Non-alcoholic red wine may lower blood pressure
Posted By Heidi Godman On September 12, 2012
Scientific studies, the media, and even some doctors tout the heart health benefits of red wine. But if controlling blood pressure is important to you, consider this the next time you raise your glass: A new study published online in Circulation Research suggests that non-alcoholic red wine may be better at lowering blood pressure than regular red wine. Powerful antioxidants in red wine called polyphenols may be more effective when there’s no alcohol to interfere with them.
“It is a very interesting study with provocative findings,” says Dr. Deepak Bhatt, a cardiologist and professor of medicine at Harvard Medical School. I would like to believe the results. Of course, it is a small study with a limited duration of follow-up, so the findings do need to be confirmed in other, larger studies that follow patients for a longer period of time.”
In wine there is truth, said Pliny the Elder in the first century AD. One truth about red wine is that too much can raise blood pressure and increase the risks of cancer, liver disease, and car accidents if you get behind the wheel after drinking.
In moderation, however, drinking red wine increases HDL (“good” cholesterol). It also protects against artery damage, which may lower blood pressure and help prevent heart disease. Polyphenols, in particular, may protect the lining of blood vessels in the heart. But most studies about red wine’s antioxidants have been conducted on animals, and were not able to sort out the contribution from alcohol.
A team of Spanish researchers recruited 67 men between ages 55 and 75, all with diabetes or cardiovascular risk factors. Each man drank red wine daily for four weeks, then drank non-alcoholic red wine daily for four weeks, then drank gin daily for four weeks. The daily amounts were moderate: 10 ounces of wine or three ounces of gin. That’s about two drinks a day.

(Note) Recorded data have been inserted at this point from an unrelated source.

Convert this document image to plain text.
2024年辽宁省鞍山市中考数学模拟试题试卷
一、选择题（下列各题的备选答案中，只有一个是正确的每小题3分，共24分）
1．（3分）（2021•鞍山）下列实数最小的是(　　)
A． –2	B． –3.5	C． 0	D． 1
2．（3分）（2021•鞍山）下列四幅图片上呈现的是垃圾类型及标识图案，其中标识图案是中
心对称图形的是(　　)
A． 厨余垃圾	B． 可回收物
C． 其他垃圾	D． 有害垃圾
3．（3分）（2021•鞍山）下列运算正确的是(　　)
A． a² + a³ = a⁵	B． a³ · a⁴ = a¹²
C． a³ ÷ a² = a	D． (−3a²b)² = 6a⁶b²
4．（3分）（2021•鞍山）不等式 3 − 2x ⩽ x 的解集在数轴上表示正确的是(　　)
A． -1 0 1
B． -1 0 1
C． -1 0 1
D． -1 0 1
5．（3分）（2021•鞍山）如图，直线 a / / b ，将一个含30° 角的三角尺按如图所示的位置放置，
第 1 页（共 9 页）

When the men drank non-alcoholic red wine, their systolic blood pressure (the top number of a blood pressure reading) decreased on average by 6 points. That’s enough to reduce heart disease risk by 14% and stroke risk by as much as 20%, according to the researchers. There was no change in blood pressure when the men drank gin, and only a small reduction in blood pressure when they drank regular red wine.
Researchers also found that the men’s plasma nitric oxide levels went up when they drank non-alcoholic red wine. That’s a good thing, because nitric oxide relaxes blood vessel walls, allowing better blood flow. The NO levels went up only slightly when the men drank regular red wine, and not at all when they drank gin.
The results of the study look like something to toast: you can get polyphenol and nitric oxide benefits without having to drink alcohol and risk the dangers that come with it. Not so fast, says Dr. Bhatt. “It makes scientific sense, but these findings really need to be confirmed in other studies,” he reminds us.
What the study doesn’t tell us is how non-alcoholic red wine stacks up against regular red wine for preventing heart attacks or other cardiovascular problems. An excellent discussion of the benefits and risks of drinking red wine and other alcoholic beverages is available on The Nutrition Source, a website published by the Harvard School of Public Health’s Department of Nutrition.
If you’re interested in lowering your blood pressure, Dr. Bhatt says drinking non-alcoholic red wine won’t hurt. “I wouldn’t ever make a clinical recommendation based on just one small study. However, if you happen to like non-alcoholic red wine and drink it anyway, it might be worthwhile to see if it helps your high blood pressure,” he says.
But don’t count on non-alcoholic red wine to lower high blood pressure, also known as hypertension, cautions Dr. Bhatt. Most people need a combination of exercise, a healthy diet, and medications to control high blood pressure.
Moderate exercise for 150 minutes per week and following the Dietary Approaches to Stop Hypertension (DASH) diet can powerfully lower blood pressure, sometimes making medicines unnecessary. DASH is an eating plan featuring more fruits, vegetables and whole grains; foods with nutrients known to help reduce blood pressure, like calcium, potassium and magnesium; and reduced sodium and saturated fat intake.
High blood pressure is a big problem. The Centers for Disease Control and Prevention reported last week that a third of all Americans have high blood pressure, and the majority of them don’t have it under control.
Those are sobering facts. If the Spanish study pans out, one possible solution won’t be too hard to swallow.